# I have a bag of candy  with 9 red sweets, 15 orange, and 8 green. If 2 sweets are eaten one after another , what is the probability that the first  sweet eaten was orange and the second one was...

I have a bag of candy  with 9 red sweets, 15 orange, and 8 green. If 2 sweets are eaten one after another , what is the probability that the first  sweet eaten was orange and the second one was red?   Also what is the probability that both sweets are green?

ishpiro | Certified Educator

The probability of getting an orange sweet out of the bag is the ratio of the number of orange sweets to the total number of sweets.

The total number of sweets is 9 + 15 + 8 = 32. There are 15 orange sweets, so the probability of getting an orange sweet is `15/32` .

Since the orange sweet was eaten, it was not replaced in the bag. So now the total number of sweets in the bag is 31. Since there are still 9 red sweets left, the probability of getting a red sweet after an orange one is eaten is `9/31`  .
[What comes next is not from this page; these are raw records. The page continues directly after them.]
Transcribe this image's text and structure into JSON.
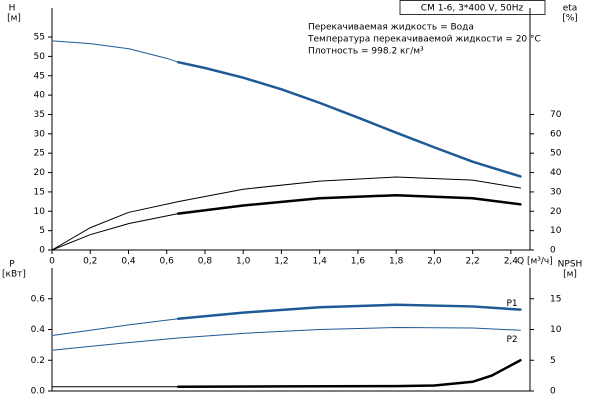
{
  "chart_data": [
    {
      "type": "line",
      "title": "CM 1-6, 3*400 V, 50Hz",
      "annotations": [
        "Перекачиваемая жидкость = Вода",
        "Температура перекачиваемой жидкости = 20 °C",
        "Плотность = 998.2 кг/м³"
      ],
      "ylabel": "H",
      "yunit": "[м]",
      "y2label": "eta",
      "y2unit": "[%]",
      "xlabel": "Q [м³/ч]",
      "xlim": [
        0,
        2.5
      ],
      "xticks": [
        0,
        {
          "value": 0.2,
          "label": "0,2"
        },
        {
          "value": 0.4,
          "label": "0,4"
        },
        {
          "value": 0.6,
          "label": "0,6"
        },
        {
          "value": 0.8,
          "label": "0,8"
        },
        {
          "value": 1.0,
          "label": "1,0"
        },
        {
          "value": 1.2,
          "label": "1,2"
        },
        {
          "value": 1.4,
          "label": "1,4"
        },
        {
          "value": 1.6,
          "label": "1,6"
        },
        {
          "value": 1.8,
          "label": "1,8"
        },
        {
          "value": 2.0,
          "label": "2,0"
        },
        {
          "value": 2.2,
          "label": "2,2"
        },
        {
          "value": 2.4,
          "label": "2,4"
        }
      ],
      "ylim": [
        0,
        62.5
      ],
      "yticks": [
        0,
        5,
        10,
        15,
        20,
        25,
        30,
        35,
        40,
        45,
        50,
        55
      ],
      "y2lim": [
        0,
        125
      ],
      "y2ticks": [
        0,
        10,
        20,
        30,
        40,
        50,
        60,
        70
      ],
      "series": [
        {
          "color": "#1f5a96",
          "width": 1,
          "x": [
            0,
            0.2,
            0.4,
            0.6,
            0.66
          ],
          "values": [
            54,
            53.3,
            52,
            49.5,
            48.5
          ]
        },
        {
          "color": "#1f5a96",
          "width": 2.5,
          "x": [
            0.66,
            0.8,
            1.0,
            1.2,
            1.4,
            1.6,
            1.8,
            2.0,
            2.2,
            2.45
          ],
          "values": [
            48.5,
            47,
            44.5,
            41.5,
            38,
            34.2,
            30.3,
            26.5,
            22.8,
            19
          ]
        },
        {
          "color": "#000000",
          "width": 1,
          "axis": "y2",
          "x": [
            0,
            0.2,
            0.4,
            0.66,
            1.0,
            1.4,
            1.8,
            2.2,
            2.45
          ],
          "values": [
            0,
            11.5,
            19.4,
            25,
            31.4,
            35.6,
            37.7,
            36.1,
            32
          ]
        },
        {
          "color": "#000000",
          "width": 1,
          "axis": "y2",
          "x": [
            0,
            0.2,
            0.4,
            0.66
          ],
          "values": [
            0,
            7.9,
            13.6,
            18.8
          ]
        },
        {
          "color": "#000000",
          "width": 2.5,
          "axis": "y2",
          "x": [
            0.66,
            1.0,
            1.4,
            1.8,
            2.2,
            2.45
          ],
          "values": [
            18.8,
            23,
            26.7,
            28.3,
            26.7,
            23.6
          ]
        }
      ]
    },
    {
      "type": "line",
      "ylabel": "P",
      "yunit": "[кВт]",
      "y2label": "NPSH",
      "y2unit": "[м]",
      "xlim": [
        0,
        2.5
      ],
      "ylim": [
        0,
        0.8
      ],
      "yticks": [
        {
          "value": 0,
          "label": "0.0"
        },
        0.2,
        0.4,
        0.6
      ],
      "y2lim": [
        0,
        20
      ],
      "y2ticks": [
        0,
        5,
        10,
        15
      ],
      "series": [
        {
          "color": "#1f5a96",
          "width": 1,
          "x": [
            0,
            0.2,
            0.4,
            0.66
          ],
          "values": [
            0.361,
            0.395,
            0.43,
            0.47
          ]
        },
        {
          "name": "P1",
          "color": "#1f5a96",
          "width": 2.5,
          "x": [
            0.66,
            1.0,
            1.4,
            1.8,
            2.2,
            2.45
          ],
          "values": [
            0.47,
            0.51,
            0.545,
            0.561,
            0.55,
            0.529
          ]
        },
        {
          "color": "#1f5a96",
          "width": 1,
          "x": [
            0,
            0.2,
            0.4,
            0.66,
            1.0,
            1.4
          ],
          "values": [
            0.265,
            0.29,
            0.315,
            0.345,
            0.375,
            0.4
          ]
        },
        {
          "name": "P2",
          "color": "#1f5a96",
          "width": 1,
          "x": [
            1.4,
            1.8,
            2.2,
            2.45
          ],
          "values": [
            0.4,
            0.413,
            0.41,
            0.395
          ]
        },
        {
          "color": "#000000",
          "width": 1,
          "axis": "y2",
          "x": [
            0,
            0.66
          ],
          "values": [
            0.7,
            0.7
          ]
        },
        {
          "color": "#000000",
          "width": 2.5,
          "axis": "y2",
          "x": [
            0.66,
            1.2,
            1.8,
            2.0,
            2.2,
            2.3,
            2.45
          ],
          "values": [
            0.7,
            0.75,
            0.8,
            0.9,
            1.5,
            2.5,
            5
          ]
        }
      ]
    }
  ]
}
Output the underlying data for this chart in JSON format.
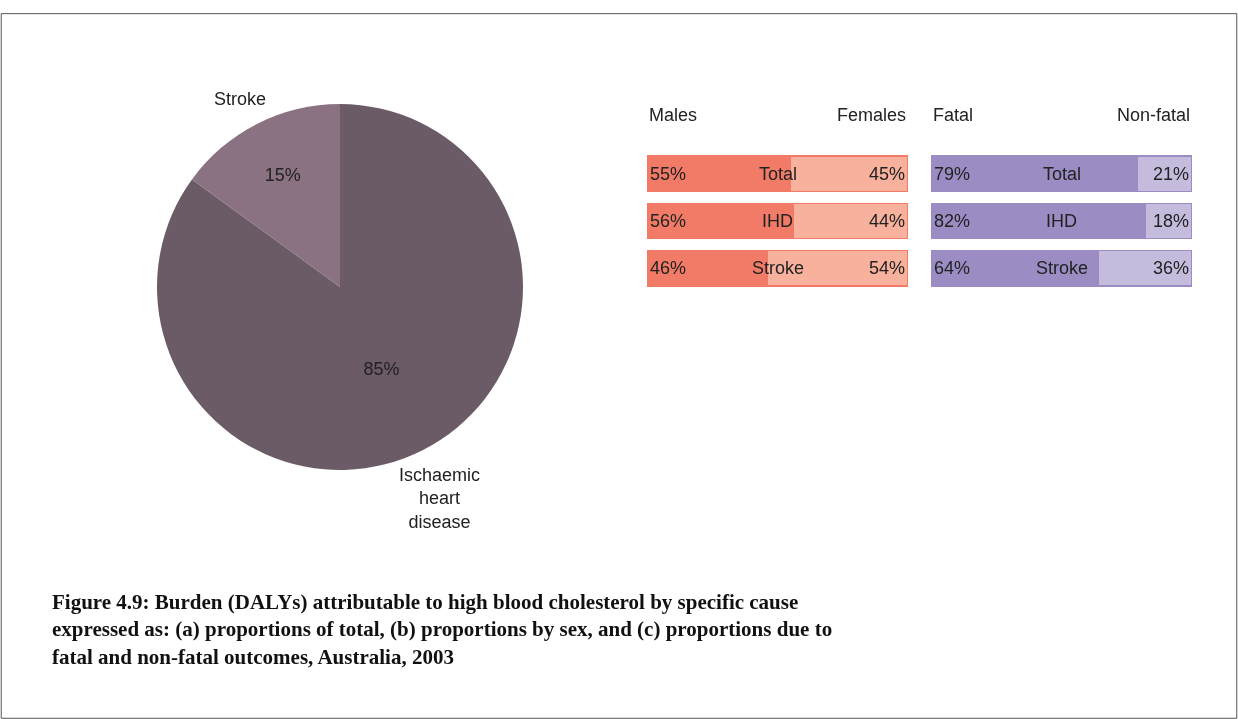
{
  "chart_data": [
    {
      "type": "pie",
      "categories": [
        "Ischaemic heart disease",
        "Stroke"
      ],
      "values": [
        85,
        15
      ],
      "colors": [
        "#6b5b67",
        "#8a7282"
      ],
      "value_labels": [
        "85%",
        "15%"
      ],
      "annotations": [
        "Figure 4.9: Burden (DALYs) attributable to high blood cholesterol by specific cause expressed as: (a) proportions of total, (b) proportions by sex, and (c) proportions due to fatal and non-fatal outcomes, Australia, 2003"
      ]
    },
    {
      "type": "bar",
      "orientation": "horizontal",
      "stacked": true,
      "categories": [
        "Total",
        "IHD",
        "Stroke"
      ],
      "xlim": [
        0,
        100
      ],
      "series": [
        {
          "name": "Males",
          "color": "#f27b67",
          "values": [
            55,
            56,
            46
          ],
          "value_labels": [
            "55%",
            "56%",
            "46%"
          ]
        },
        {
          "name": "Females",
          "color": "#f7b19c",
          "values": [
            45,
            44,
            54
          ],
          "value_labels": [
            "45%",
            "44%",
            "54%"
          ]
        }
      ]
    },
    {
      "type": "bar",
      "orientation": "horizontal",
      "stacked": true,
      "categories": [
        "Total",
        "IHD",
        "Stroke"
      ],
      "xlim": [
        0,
        100
      ],
      "series": [
        {
          "name": "Fatal",
          "color": "#9b8dc3",
          "values": [
            79,
            82,
            64
          ],
          "value_labels": [
            "79%",
            "82%",
            "64%"
          ]
        },
        {
          "name": "Non-fatal",
          "color": "#c5bcdd",
          "values": [
            21,
            18,
            36
          ],
          "value_labels": [
            "21%",
            "18%",
            "36%"
          ]
        }
      ]
    }
  ]
}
The probability of getting an orange sweet first and a red sweet second is

`15/32* 9/31 = 135/992` . Converting into percents, this will be about 13.61%

The probability that the first sweet eaten is orange and the second one is red is

135/992, or approximately 13.61%.

To find the probability of getting two green sweets, consider again pulling out a green sweet out of the bag of 32 sweets. Since there are 8 green sweets in the bag, this probability is `8/32 = 1/4` .

Since the first green sweet is not replaced, there are now 7 green sweets in the bag, and the total number of sweets is 31. So the probability of getting a second green sweet is `7/31` .

The probability of getting two green sweets is then

`1/4 * 7/31 = 7/124`

Converting to percents, this will be about 5.65%.

The probability that both sweets are green is 7/124, or 5.65%.

` `

nisarg | Student

first one  being orange is 15/32 red one is then 9/31 both green is 8/32*7/31 so about 7/124

steamgirl | Student

To find the probability  of any of the candies being chosen, you must first know how many are in a bag, and the candy ratios. In this case there are a total of 32 pieces of candy, red had a ratio of 9/32, orange is 15/32 and green is 8/32.

Probability of the first candy being chosen and the ratio above would be the same, so if the first candy to be pulled was orange, then the probability would be 15/32 or 47% (15 divided by 32 times 100 = 47%), and if green were pulled first it would be 8/32 or 25%.

The second candy would be different though, because there are no longer 32 candies in the bag, there are 31. So if the second candy was red, then there would be a 9/31 chance, or 29%, that it would be pulled, or 8/31, 26%, if it were green.

crystaltu001 | Student

The probability that the first one eaten is 15/32. 32 is the total of all the candies added together. The probability that the second one eaten is  9/31.

The probability that both of the sweets that you end up picking out is green is 8/32

rachellopez | Student

Probability is just a part over whole ratio. Since there are 9 red sweets, 15 orange sweets, and 8 green sweets, there are a total of 32 sweets.

The probability that the first sweet would be orange is 15/32 since there are 15 orange sweets out of 32 total.

The probability of the second sweet being red would be 9/31. The total goes down by one because the orange sweet from part one was not added back to the mix.

For the probability of both being green you have to look at them separately. The probability that the first one is green would be 8/32 which simplifies to 1/4. Since this green sweet was not put back there would only be 7 green sweets left and only 31 total, so this probability would be 7/31. Multiply these together add your probability of both being green is 7/124.